Melodi, pozisyonunu bozmamak için hareket etmemeye çalışırken "Çığlık atıyormuş gibi gözük diyorsun. Bundan daha farklı ne yapabilirim?" deyince Soojin ona "çığlık at" diye emir verdi. Melodi ise sanki bunu daha önceden bekliyormuş gibi çığlık attı. Flaşlar patlarken nefesinin sonuna kadar çığlık atmaya da devam etti. En sonunda nefesi tükenince sessizleşti ta ki ona bakan şaşkın yüz ifadelerini görene kadar. Etrafındaki 10 kişinin yüz ifadeleri o kadar komikti kahkaha atmadan duramadı. Ellerini hafifçe yukarı kaldırdı. "Suçlu ben değilim. Soojin, çığlık at dedi." Onun açıklamasıyla birlikte çalışanlarda gülerken ilk fotoğrafın seti toplanmaya başladı.

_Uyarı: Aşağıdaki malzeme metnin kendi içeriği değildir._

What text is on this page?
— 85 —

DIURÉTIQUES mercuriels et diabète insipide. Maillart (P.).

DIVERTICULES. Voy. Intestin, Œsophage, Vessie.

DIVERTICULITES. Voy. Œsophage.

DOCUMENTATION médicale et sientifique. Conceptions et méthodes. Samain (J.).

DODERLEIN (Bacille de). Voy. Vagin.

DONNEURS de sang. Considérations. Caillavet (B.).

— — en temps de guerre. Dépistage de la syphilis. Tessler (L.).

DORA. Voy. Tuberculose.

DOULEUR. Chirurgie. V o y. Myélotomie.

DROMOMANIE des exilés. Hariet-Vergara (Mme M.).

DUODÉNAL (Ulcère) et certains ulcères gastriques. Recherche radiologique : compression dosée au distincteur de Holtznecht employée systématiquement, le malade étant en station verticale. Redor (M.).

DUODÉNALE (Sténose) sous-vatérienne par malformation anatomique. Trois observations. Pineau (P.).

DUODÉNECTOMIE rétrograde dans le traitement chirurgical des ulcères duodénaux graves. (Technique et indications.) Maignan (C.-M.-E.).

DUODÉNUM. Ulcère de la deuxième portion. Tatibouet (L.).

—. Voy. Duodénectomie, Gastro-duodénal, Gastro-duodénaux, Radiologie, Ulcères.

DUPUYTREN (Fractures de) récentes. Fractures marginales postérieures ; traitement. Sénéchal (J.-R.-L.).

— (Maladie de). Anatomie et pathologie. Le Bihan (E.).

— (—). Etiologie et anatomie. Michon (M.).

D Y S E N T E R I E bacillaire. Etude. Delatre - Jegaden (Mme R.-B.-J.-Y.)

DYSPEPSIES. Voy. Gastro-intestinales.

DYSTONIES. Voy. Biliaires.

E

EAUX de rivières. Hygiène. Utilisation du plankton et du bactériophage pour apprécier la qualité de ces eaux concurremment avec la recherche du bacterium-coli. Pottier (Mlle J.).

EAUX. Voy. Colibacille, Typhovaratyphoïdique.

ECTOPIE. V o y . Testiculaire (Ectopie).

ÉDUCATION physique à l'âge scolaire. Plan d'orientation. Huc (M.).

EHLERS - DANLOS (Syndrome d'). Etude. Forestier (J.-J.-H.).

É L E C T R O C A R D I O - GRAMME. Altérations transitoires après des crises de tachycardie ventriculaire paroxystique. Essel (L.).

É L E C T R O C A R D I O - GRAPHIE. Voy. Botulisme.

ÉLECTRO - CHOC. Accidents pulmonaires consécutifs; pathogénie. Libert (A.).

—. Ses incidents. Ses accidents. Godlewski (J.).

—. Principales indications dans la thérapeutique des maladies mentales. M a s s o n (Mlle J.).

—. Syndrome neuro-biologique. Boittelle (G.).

2.fotoğraf için biraz önceki gibi arkaya bir fon asıldı ancak bu seferki gri renkliydi. Melodi, yine ortaya geçtiğinde bu sefer etrafına eller yerine beyaz maskeler geldi. Melodi, etrafına dizilen maskeleri incelerken kendini bir anda bale okulunda buldu. 14 kızın onun etrafını sardığı ve onu suçladığı güne gitti habersizce.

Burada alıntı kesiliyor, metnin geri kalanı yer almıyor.